Bupati Kebumen Yazid Mahfudz menyampaikan, pemerintah daerah akan memediasi konflik tersebut. Saat ini, ia sedang bertugas di luar kota. ”Kami sudah berkomunikasi dengan kedua belah pihak antara TNI dan masyarakat terkait penyertifikatan agar masing-masing punya kekuatan hukum,” kata Yazid, Jumat (28/8/2020).
Proses sertifikasi tanah di Desa Setrojenar, diakui Yazid, memang belum selesai. Desa Setrojenar merupakan bagian dari kawasan Urut Sewu yang sekian lama menjadi sengketa. Dari 15 desa di kawasan Urut Sewu, masih ada 10 desa yang belum selesai penyertifikatannya. Sebelumnya, pada 12 Agustus lalu, Menteri Agraria dan Tata Ruang (ATR)/Kepala Badan Pertanahan Nasional (BPN) Sofyan A Djalil menyerahkan sertifikat hak atas tanah kepada KSAD Jenderal Andika Perkasa di Kodam IV/Diponegoro, Semarang.

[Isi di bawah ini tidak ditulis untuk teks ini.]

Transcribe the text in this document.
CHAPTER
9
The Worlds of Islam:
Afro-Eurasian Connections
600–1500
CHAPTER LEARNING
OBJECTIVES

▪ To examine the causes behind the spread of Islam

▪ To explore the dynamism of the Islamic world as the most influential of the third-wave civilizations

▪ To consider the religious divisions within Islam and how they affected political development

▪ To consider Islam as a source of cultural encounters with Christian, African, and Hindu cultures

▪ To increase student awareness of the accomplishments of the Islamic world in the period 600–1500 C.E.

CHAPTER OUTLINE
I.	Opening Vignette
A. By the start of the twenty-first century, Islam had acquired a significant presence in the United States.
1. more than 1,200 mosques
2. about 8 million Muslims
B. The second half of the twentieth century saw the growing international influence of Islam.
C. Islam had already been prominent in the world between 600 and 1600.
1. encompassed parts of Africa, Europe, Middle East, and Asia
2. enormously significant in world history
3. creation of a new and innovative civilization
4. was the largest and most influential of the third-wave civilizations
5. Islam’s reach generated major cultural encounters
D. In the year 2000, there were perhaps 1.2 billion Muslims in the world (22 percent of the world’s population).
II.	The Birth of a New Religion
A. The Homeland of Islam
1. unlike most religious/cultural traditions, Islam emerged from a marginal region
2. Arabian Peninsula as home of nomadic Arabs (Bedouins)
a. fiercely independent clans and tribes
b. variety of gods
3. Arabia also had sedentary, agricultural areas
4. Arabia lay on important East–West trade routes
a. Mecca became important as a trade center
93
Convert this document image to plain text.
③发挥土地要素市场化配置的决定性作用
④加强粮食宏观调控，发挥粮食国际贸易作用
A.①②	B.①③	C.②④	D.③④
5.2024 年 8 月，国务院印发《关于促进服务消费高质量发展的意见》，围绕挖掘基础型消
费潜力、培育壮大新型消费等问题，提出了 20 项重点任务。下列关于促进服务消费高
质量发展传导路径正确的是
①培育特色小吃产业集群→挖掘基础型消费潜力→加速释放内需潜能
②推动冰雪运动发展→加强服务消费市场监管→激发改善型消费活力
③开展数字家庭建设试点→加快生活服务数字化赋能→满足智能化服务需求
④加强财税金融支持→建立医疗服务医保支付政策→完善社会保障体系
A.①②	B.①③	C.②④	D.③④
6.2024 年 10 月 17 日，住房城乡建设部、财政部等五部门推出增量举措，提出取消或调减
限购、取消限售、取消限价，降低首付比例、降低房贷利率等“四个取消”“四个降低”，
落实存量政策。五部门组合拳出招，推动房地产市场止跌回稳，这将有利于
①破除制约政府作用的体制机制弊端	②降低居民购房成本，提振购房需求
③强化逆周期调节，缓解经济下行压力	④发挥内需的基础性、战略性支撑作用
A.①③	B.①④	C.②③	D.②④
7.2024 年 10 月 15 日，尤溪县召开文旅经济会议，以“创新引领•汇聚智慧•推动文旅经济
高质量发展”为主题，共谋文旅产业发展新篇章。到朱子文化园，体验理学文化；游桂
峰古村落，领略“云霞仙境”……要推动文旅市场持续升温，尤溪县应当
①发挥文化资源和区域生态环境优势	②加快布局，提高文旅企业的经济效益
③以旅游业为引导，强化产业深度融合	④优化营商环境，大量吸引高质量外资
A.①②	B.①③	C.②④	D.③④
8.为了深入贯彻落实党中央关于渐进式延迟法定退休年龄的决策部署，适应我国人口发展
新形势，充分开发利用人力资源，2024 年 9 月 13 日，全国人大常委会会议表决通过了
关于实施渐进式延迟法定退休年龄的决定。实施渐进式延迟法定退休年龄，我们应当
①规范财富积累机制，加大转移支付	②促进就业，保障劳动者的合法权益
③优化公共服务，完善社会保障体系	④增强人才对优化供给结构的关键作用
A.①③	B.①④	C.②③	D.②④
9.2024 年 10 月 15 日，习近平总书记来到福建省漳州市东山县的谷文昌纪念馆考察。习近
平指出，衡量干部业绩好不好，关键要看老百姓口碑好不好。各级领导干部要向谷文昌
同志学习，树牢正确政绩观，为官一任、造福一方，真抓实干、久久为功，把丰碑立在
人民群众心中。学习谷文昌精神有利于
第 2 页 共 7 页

”Pak Menteri ATR/Kepala BPN langsung yang menyerahkan (sertifikat) ke KSAD 220 hektar. Totalnya sekitar 910 hektar atau 915 hektar. Yang sudah selesai 220 hektar. Semoga ini segera selesai supaya masing-masing punya hak, masing-masing punya sertifikat dan kekuatan hukum,” tutur Yazid.
Terkait video tersebut, Kepala Penerangan Kodam IV/Diponegoro Letkol Kav Susanto menegaskan, wilayah Urut Sewu di Desa Setrojenar adalah daerah yang resmi digunakan sebagai latihan persenjataan TNI AD dan bukan areal pertanian warga.
”Warga di sana hanya diberi kesempatan memanfaatkan saat tidak sedang digunakan untuk latihan. Adapun saat dipakai latihan, mereka pasti selalu menyadari untuk menghentikan aktivitasnya guna menghindari kerawanan yang bisa timbul saat latihan,” kata Susanto melalui siaran pers yang diterima, Jumat (28/8/2020) sore.
Baca juga : Konflik Urut Sewu Masih Berlanjut, Pemda Segera Mediasi
Susanto membantah sejumlah informasi yang beredar di media sosial bahwa latihan militer telah merusak lahan persawahan yang disebabkan lalu lalang kendaraan berat di tempat tersebut belum lama ini.
”Ada yang dibelokkan dan sengaja membangun persepsi seolah latihan penembakan meriam di sana telah merugikan petani,” ujar Susanto.
Ia menjelaskan, warga yang memanfaatkan lahan tersebut sudah menyepakati, jika sedang dilakukan latihan, mereka tidak beraktivitas dan tidak akan menuntut apa pun atas dampak latihan di areal yang digunakan. Menurut Susanto, hal ini karena warga sudah menyadari bahwa lahan tersebut bukan milik mereka.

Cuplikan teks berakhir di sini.